If not vaccinated stay home, order in, be af ** king patient

If you have not yet received at least one vaccination and have waited two weeks after that to resume more normal activities, you should not resume those activities as if we were all out of the woods and you have nothing to fear – I don’t care how young or invincible you think you are.

We are in the middle of a make-or-break moment for the Bay Area and for California, and possibly one of the most dangerous moments of the pandemic for people who feel unconcerned and arrogant about the state of affairs and their relative risks. It’s spring, bars and restaurants are doing more business than they have in many months, and there is still just as much COVID around us as in the sunny months of October just before the holiday wave and in the nervous early days of the pandemic last spring. The number of cases remains low in San Francisco, this is true, but also people are no longer being tested on a regular basis and are feeling less paranoid – and hospital admissions in the Bay Area have basically leveled off, rising 5% on Monday. People still get sick. The variants are taking over. And there’s nothing really stopping California from having another swell or surge in new cases, except people who wear masks and don’t get together indoors until they get their vaccinations shots.

Half of San Franciscans could enjoy a little more freedom in the coming weeks – as of Tuesday, 50% of the city reportedly had received at least one dose of vaccine, or the single-dose Johnson & Johnson vaccine. Hopefully that includes anyone who has to work outside the home. That’s great news, but it still doesn’t boil down to herd immunity – and there is still a lack of clarity about how well the vaccines are performing against the P.1 “Brazilian” variety, or the newly spreading “Indian” variety just now. was identified in the Bay Area.

But with Governor Gavin Newsom’s big announcement Tuesday of California’s “full” opening to business by June 15, many of you may feel psychologically that the worst days are behind us.

Everything can change, and people can still die, and Bay Area infectious disease experts warn that being at home doesn’t mean you can celebrate if you haven’t gotten a vaccine.

The CDC says young people are causing outbreaks in the Northeast and Midwest because they have not yet been vaccinated and they are all careful about the wind. And, as experts predicted two months ago, the B.1.1.7 variety first found in the UK has become the dominant strain in the US because it is 50% to 70% more contagious. And if you’re feeling young and stupid and need some motivation not to contract the virus, a new study suggests that a third of people with mild COVID cases suffer from long-term ‘brain disease’, including brain fog, anxiety, paranoia, and prolonged loss of smell or taste. Do you like those opportunities?
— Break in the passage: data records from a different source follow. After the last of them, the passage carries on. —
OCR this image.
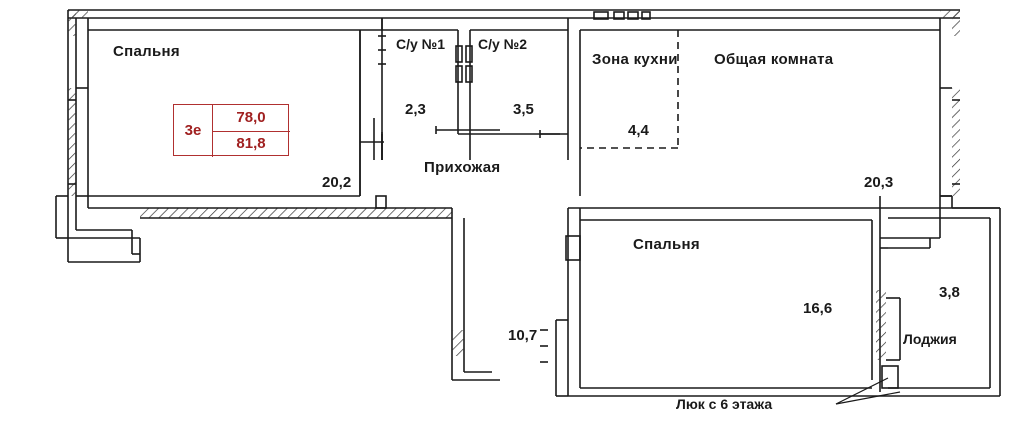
Спальня
20,2
С/у №1
2,3
С/у №2
3,5
Зона кухни
4,4
Общая комната
20,3
Прихожая
10,7
Спальня
16,6
Лоджия
3,8
Люк с 6 этажа
3е
78,0
81,8
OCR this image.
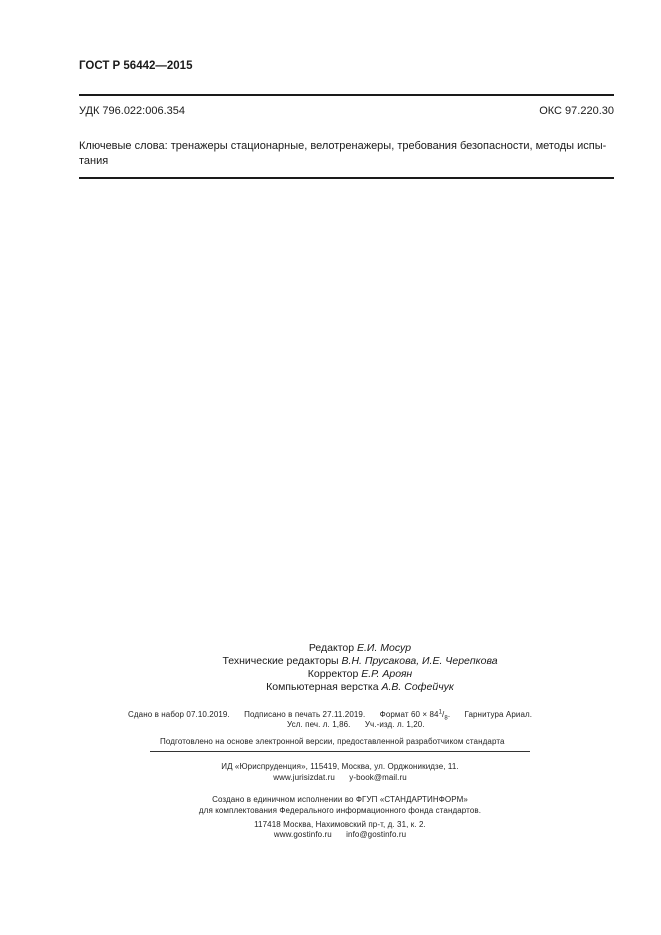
ГОСТ Р 56442—2015
УДК 796.022:006.354	ОКС 97.220.30
Ключевые слова: тренажеры стационарные, велотренажеры, требования безопасности, методы испы-
тания
Редактор Е.И. Мосур
Технические редакторы В.Н. Прусакова, И.Е. Черепкова
Корректор Е.Р. Ароян
Компьютерная верстка А.В. Софейчук
Сдано в набор 07.10.2019. Подписано в печать 27.11.2019. Формат $60 \times 84^1/_8$. Гарнитура Ариал.
Усл. печ. л. 1,86. Уч.-изд. л. 1,20.
Подготовлено на основе электронной версии, предоставленной разработчиком стандарта
ИД «Юриспруденция», 115419, Москва, ул. Орджоникидзе, 11.
www.jurisizdat.ru y-book@mail.ru
Создано в единичном исполнении во ФГУП «СТАНДАРТИНФОРМ»
для комплектования Федерального информационного фонда стандартов.
117418 Москва, Нахимовский пр-т, д. 31, к. 2.
www.gostinfo.ru info@gostinfo.ru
In addition, if you become infected, you run the risk of infecting your vaccinated or unvaccinated friends – so-called “ breakthrough ” cases where vaccinated people get sick are rare according to experts, according to the New York Times, but they still happen, and we still don’t know what’s going on with the worst variants.
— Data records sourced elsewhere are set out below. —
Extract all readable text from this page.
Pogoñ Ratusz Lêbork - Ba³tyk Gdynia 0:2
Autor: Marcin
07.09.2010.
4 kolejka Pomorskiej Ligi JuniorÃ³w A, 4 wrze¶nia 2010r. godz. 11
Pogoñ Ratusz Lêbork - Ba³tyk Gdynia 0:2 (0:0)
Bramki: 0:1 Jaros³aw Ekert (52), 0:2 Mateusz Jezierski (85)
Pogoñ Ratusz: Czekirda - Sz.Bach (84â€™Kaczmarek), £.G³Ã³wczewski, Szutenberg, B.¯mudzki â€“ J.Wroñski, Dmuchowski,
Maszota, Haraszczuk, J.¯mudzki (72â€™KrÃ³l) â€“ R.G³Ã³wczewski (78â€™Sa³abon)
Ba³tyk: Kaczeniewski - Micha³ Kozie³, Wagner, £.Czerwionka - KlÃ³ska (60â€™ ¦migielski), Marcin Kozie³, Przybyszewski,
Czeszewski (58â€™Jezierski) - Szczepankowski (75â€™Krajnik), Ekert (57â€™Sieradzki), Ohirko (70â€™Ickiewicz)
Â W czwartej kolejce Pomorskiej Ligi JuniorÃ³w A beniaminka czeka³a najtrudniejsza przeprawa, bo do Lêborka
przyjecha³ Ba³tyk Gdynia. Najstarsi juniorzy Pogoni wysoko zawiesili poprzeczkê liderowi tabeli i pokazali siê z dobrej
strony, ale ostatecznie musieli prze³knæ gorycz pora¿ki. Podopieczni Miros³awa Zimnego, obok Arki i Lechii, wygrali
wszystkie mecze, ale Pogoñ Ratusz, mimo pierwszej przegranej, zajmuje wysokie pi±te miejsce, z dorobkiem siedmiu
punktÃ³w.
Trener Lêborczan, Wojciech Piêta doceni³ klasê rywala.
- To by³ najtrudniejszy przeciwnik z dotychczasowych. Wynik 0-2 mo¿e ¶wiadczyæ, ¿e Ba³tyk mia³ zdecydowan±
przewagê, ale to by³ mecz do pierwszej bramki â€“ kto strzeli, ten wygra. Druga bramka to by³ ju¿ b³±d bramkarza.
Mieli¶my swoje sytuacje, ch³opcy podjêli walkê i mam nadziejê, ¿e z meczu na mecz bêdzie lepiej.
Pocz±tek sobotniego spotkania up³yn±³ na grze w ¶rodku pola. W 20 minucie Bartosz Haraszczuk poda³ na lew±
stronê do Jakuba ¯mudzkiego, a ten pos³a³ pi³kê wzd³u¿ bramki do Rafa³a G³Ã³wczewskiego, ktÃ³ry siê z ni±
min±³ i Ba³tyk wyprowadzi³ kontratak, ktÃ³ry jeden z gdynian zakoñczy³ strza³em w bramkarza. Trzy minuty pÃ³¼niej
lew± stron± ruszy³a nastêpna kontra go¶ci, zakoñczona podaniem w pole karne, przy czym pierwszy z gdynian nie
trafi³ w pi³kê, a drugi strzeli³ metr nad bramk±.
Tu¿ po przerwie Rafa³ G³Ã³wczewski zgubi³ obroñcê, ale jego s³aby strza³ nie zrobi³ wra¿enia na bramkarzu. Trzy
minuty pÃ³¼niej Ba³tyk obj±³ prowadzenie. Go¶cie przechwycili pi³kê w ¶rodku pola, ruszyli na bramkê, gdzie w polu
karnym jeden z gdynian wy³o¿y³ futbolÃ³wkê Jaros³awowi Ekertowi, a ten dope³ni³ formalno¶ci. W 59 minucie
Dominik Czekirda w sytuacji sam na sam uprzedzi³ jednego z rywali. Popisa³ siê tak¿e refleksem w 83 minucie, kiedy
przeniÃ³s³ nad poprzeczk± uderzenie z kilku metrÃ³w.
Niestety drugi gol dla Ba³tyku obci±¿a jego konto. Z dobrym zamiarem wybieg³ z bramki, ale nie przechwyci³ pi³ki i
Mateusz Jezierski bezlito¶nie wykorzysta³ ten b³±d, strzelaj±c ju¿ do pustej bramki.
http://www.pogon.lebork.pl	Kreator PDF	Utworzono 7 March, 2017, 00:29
“For the unvaccinated and never-infected person, nothing has changed,” says Dr. Bob Wachter, chair of UCSF’s Department of Medicine, in a speech to the Chronicle this week. “What’s changed is that the virus they could be exposed to … probably works better than the virus that was circulating in 2020.”

Everyone in San Francisco will be eligible for a vaccine starting next week, April 15, and hopefully supplies will speed up and the process will be swift.
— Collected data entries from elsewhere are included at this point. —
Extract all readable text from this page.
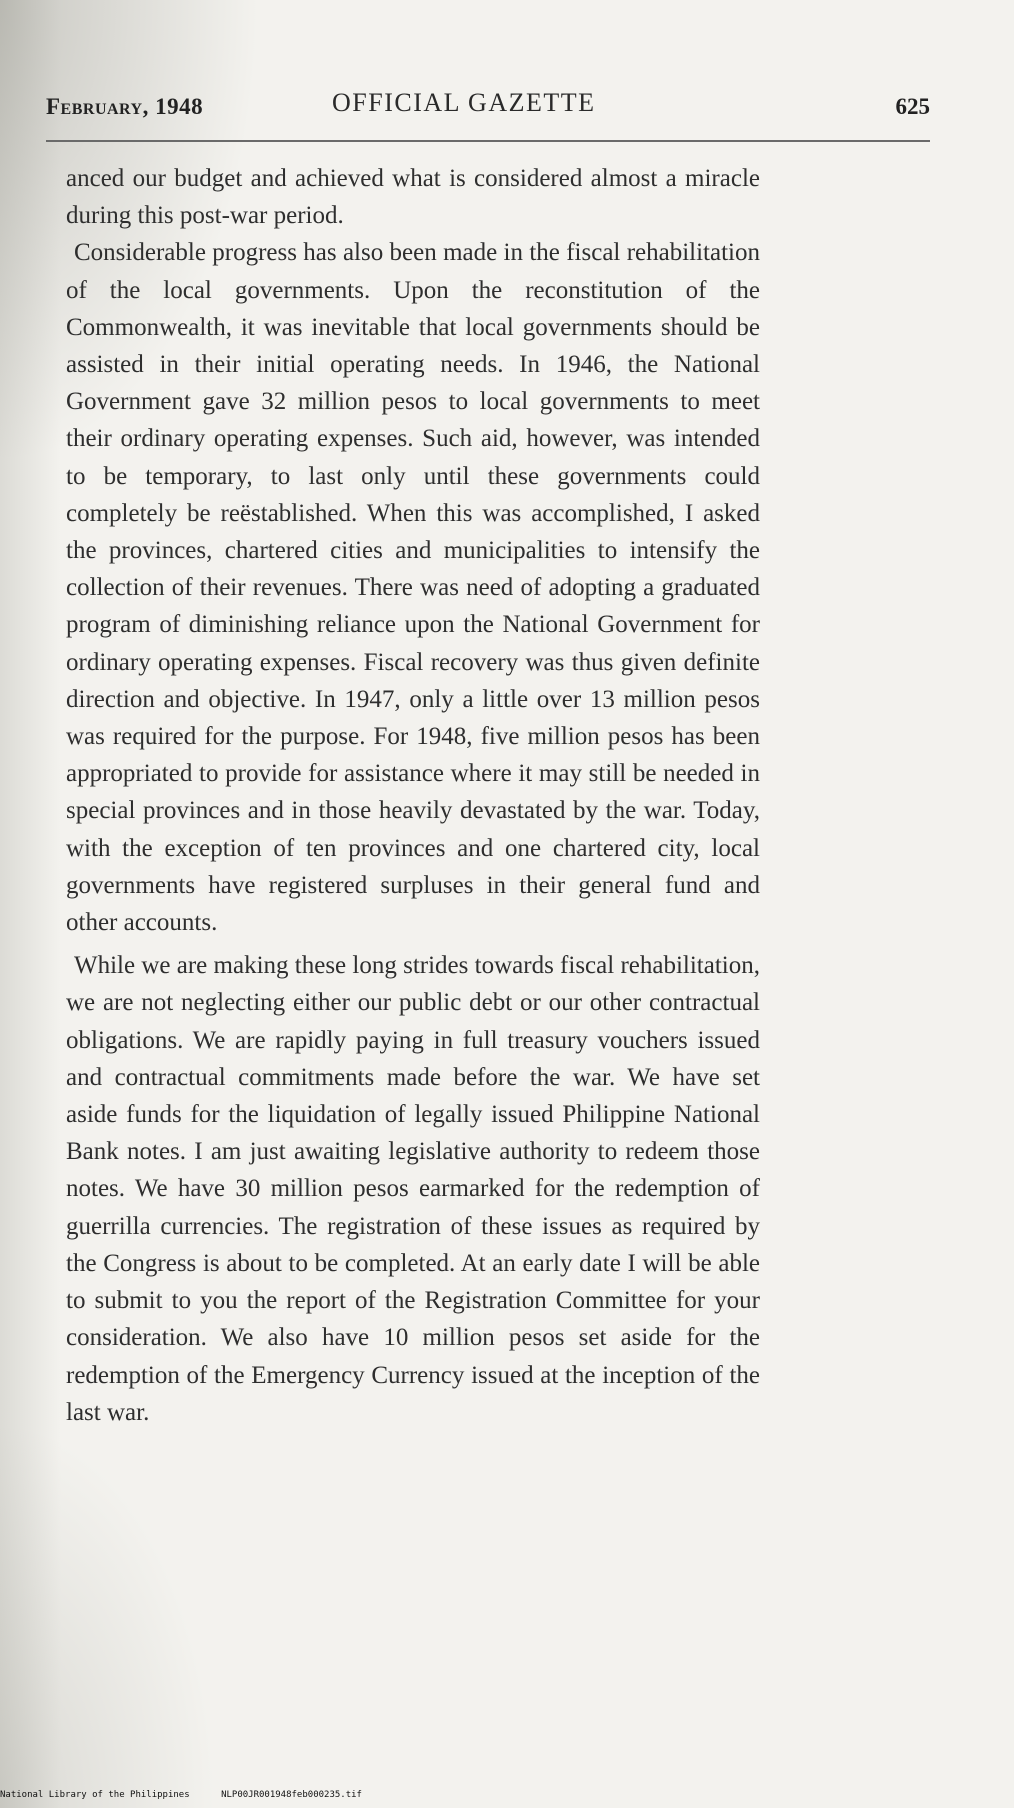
February, 1948	OFFICIAL GAZETTE	625

anced our budget and achieved what is considered almost a miracle during this post-war period.

Considerable progress has also been made in the fiscal rehabilitation of the local governments. Upon the reconstitution of the Commonwealth, it was inevitable that local governments should be assisted in their initial operating needs. In 1946, the National Government gave 32 million pesos to local governments to meet their ordinary operating expenses. Such aid, however, was intended to be temporary, to last only until these governments could completely be reëstablished. When this was accomplished, I asked the provinces, chartered cities and municipalities to intensify the collection of their revenues. There was need of adopting a graduated program of diminishing reliance upon the National Government for ordinary operating expenses. Fiscal recovery was thus given definite direction and objective. In 1947, only a little over 13 million pesos was required for the purpose. For 1948, five million pesos has been appropriated to provide for assistance where it may still be needed in special provinces and in those heavily devastated by the war. Today, with the exception of ten provinces and one chartered city, local governments have registered surpluses in their general fund and other accounts.

While we are making these long strides towards fiscal rehabilitation, we are not neglecting either our public debt or our other contractual obligations. We are rapidly paying in full treasury vouchers issued and contractual commitments made before the war. We have set aside funds for the liquidation of legally issued Philippine National Bank notes. I am just awaiting legislative authority to redeem those notes. We have 30 million pesos earmarked for the redemption of guerrilla currencies. The registration of these issues as required by the Congress is about to be completed. At an early date I will be able to submit to you the report of the Registration Committee for your consideration. We also have 10 million pesos set aside for the redemption of the Emergency Currency issued at the inception of the last war.

National Library of the Philippines	NLP00JR001948feb000235.tif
But until you’re two weeks off from your first shot, at which point you have relatively decent immunity – or great immunity if you got the J&J shot – your behavior shouldn’t change. You shouldn’t party indoors. You probably shouldn’t eat in restaurants. You should not travel anywhere and never quarantine. You shouldn’t have to drink with different people at a table at an outdoor bar every night.

If you received one Pfizer or Moderna injection, your behavior should not change significantly until five to six weeks later or two weeks after the second injection.

And unfortunately everyone will probably have to wear masks in public for most of this year. YES, it sucks. But this is not theater, as Dr. Anthony Fauci told a wayward Rand Paul last month – strangers to the variants mean none of this is theater.

Please let’s go to June without another peak, without Mayor London Breed and Dr. Colfax had to do another grim Zoom session and berate us all for screwing this up. We are so close.

John Swartzberg, UC Berkeley’s infectious disease expert – who, admittedly, has been one of the more cautious and pessimistic local experts – tells the Chronicle: things will go. ” He says April will be “critical” for California, and “If we can get through this month without a significant wave, we’ll be in very, very good shape.”

So let’s do it! Let’s run through this month. If you haven’t gotten a chance yet, try spending a little more time at home than you want, and keep doing things outside the home when you go out. It could still go south for the Bay Area and you don’t want to be partially to blame for that!

We have the summer to look forward to. And an autumn that is already starting to seem brimming with events. Just chilling.